Producing and presenting risk-taking work from local and international artists and companies, the building has boasted performances over the past two years from Derevo, The TEAM and Taylor Mac, hosted the National Review of Live Art and New Territories festivals and seen blistering performances from boundary-pushing artists and companies such as John Moran, Adrian Howells, Ontroerend Goed and Quarantine as part of 2010’s BEHAVIOUR festival, our annual celebration of the live experience.
The Arches is also Scotland’s leading provider of support for emergent artists and performance practitioners, providing a year-long programme of opportunities including Artist in Residence programmes and our two annual awards, Platform 18: New Directions and the Brick Award, as well as showcasing raw work from homegrown talent such as Nic Green and Rob Drummond in Arches LIVE, our annual festival of brave new work.
Our dedicated Creative Learning programme offers even further-reaching opportunities for development across a broad range of social groups, with events ranging from urban music production course Tigerstyle and the newly launched Arches Community Choir, to mentoring schemes, professional development projects and off-site performance work with diverse social groups.

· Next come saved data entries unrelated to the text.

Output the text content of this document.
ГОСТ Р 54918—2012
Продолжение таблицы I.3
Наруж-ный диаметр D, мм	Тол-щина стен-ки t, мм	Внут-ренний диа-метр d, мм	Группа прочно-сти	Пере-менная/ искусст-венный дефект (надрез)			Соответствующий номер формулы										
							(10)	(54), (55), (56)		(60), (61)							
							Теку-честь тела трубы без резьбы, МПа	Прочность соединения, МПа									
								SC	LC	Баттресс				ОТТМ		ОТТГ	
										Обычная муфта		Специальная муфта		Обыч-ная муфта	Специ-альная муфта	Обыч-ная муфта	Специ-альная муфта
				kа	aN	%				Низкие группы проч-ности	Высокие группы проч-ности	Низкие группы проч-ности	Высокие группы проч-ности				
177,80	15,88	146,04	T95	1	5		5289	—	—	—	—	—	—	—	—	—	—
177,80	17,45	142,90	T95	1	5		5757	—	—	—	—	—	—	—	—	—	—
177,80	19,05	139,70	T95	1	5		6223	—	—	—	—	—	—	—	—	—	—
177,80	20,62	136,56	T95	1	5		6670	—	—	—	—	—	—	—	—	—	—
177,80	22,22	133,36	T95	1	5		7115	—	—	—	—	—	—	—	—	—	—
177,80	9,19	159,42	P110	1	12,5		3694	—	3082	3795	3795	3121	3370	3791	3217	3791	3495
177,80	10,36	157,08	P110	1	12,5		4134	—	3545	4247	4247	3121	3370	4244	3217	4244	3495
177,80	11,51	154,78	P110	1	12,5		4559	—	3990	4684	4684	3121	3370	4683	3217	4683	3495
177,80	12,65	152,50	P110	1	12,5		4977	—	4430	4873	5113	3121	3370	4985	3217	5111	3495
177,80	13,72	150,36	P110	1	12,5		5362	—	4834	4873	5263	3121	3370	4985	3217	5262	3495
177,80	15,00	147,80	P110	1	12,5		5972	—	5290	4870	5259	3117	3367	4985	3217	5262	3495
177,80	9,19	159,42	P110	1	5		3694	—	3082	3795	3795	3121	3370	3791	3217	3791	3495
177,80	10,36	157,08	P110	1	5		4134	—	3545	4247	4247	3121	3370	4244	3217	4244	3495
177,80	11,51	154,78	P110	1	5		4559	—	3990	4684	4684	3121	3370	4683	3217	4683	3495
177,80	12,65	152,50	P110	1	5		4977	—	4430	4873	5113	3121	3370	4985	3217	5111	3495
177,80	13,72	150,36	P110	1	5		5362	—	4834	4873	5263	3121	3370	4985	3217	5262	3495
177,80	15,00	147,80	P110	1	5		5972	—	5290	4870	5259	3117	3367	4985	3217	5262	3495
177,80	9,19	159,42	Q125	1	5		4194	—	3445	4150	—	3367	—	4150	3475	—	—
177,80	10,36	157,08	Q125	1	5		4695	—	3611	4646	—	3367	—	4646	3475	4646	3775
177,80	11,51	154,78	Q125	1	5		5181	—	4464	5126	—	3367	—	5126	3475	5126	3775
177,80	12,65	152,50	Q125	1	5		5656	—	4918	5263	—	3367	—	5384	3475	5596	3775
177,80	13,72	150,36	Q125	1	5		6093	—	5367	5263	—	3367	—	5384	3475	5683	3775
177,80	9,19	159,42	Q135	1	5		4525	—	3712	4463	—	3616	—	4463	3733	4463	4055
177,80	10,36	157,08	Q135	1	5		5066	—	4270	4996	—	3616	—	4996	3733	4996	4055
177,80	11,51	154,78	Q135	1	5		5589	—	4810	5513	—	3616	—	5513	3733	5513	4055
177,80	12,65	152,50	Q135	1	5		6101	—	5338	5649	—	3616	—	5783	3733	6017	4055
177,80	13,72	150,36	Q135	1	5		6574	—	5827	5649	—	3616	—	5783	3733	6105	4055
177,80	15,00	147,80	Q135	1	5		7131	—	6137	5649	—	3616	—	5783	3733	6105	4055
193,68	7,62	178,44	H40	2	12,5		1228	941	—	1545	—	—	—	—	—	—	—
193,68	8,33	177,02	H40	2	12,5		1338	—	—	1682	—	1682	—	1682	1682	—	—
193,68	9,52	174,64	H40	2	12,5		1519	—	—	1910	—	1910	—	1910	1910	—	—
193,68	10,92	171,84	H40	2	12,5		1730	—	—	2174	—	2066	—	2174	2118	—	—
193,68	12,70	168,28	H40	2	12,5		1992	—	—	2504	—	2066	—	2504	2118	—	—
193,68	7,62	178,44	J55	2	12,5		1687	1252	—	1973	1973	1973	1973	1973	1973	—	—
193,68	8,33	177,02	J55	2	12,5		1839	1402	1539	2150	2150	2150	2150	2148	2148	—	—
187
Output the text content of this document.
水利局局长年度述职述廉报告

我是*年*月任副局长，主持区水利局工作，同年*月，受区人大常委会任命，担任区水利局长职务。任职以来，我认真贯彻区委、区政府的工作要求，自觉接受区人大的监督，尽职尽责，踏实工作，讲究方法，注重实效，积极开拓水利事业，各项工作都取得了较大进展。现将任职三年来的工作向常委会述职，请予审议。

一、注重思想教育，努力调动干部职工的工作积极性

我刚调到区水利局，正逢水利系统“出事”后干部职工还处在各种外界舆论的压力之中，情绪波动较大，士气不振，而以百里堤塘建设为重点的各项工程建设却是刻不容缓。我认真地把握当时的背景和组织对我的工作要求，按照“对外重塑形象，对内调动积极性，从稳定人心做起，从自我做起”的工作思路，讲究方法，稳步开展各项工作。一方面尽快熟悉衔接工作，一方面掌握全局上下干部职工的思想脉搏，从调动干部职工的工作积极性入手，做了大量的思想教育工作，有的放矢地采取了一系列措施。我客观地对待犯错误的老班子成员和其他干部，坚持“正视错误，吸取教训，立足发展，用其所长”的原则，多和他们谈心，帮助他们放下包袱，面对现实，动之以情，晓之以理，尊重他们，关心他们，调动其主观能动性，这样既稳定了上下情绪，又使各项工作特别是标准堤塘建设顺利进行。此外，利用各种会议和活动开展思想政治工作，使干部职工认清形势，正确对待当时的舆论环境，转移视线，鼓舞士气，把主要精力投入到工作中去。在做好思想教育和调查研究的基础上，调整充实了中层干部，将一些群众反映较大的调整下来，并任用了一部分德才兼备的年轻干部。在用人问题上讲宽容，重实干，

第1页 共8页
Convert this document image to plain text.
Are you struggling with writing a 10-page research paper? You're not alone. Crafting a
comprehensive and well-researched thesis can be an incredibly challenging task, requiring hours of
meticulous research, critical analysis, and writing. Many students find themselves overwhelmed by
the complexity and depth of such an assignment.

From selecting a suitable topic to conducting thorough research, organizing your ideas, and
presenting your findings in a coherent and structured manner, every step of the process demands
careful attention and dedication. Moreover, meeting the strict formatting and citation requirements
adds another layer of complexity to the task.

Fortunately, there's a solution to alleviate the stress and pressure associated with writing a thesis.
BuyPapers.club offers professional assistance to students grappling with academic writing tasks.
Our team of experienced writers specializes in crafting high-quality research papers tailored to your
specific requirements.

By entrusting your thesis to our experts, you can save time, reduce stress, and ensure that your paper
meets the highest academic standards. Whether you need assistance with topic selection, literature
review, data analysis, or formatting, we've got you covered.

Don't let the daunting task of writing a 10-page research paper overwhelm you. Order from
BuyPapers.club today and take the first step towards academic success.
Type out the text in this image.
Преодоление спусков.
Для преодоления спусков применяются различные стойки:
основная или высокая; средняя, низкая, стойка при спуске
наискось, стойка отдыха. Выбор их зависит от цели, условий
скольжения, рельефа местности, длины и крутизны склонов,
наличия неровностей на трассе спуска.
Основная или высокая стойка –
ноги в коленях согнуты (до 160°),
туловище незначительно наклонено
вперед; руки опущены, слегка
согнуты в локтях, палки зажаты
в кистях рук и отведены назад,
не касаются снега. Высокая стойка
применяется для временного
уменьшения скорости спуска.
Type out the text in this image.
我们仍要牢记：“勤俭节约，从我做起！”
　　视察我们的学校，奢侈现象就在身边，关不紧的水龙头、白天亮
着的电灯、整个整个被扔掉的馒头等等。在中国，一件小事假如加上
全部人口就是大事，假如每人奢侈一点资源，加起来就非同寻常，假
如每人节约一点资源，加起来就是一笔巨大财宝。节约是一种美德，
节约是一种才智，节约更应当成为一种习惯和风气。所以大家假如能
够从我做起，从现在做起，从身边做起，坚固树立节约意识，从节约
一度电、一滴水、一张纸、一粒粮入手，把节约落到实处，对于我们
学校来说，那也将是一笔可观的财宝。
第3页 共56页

Words from Jackie Wylie, The Arches’ Artistic Director, following the tragic death of Adrian Howells:
“All at The Arches are devastated by the loss of Adrian Howells this week. He was our Artist in Residence and The Arches was his creative home. But more than that, he was a dear friend and companion in life to many of us here.
So many would say that there truly was no one like him, who personified love, generosity and the deepest type of empathy and desire to understand those lucky enough to have met him. With great humour he was able to create an instant connection with anyone he encountered. He was able to translate this desire to nurture and connect into his performance practice and in doing so leaves behind not only an incredible and influential body of work but a multitude of audience members across the world who have in some way been transformed by these encounters.
He supported, encouraged and was at the heart of an entire community of artists in Glasgow who will miss him terribly.”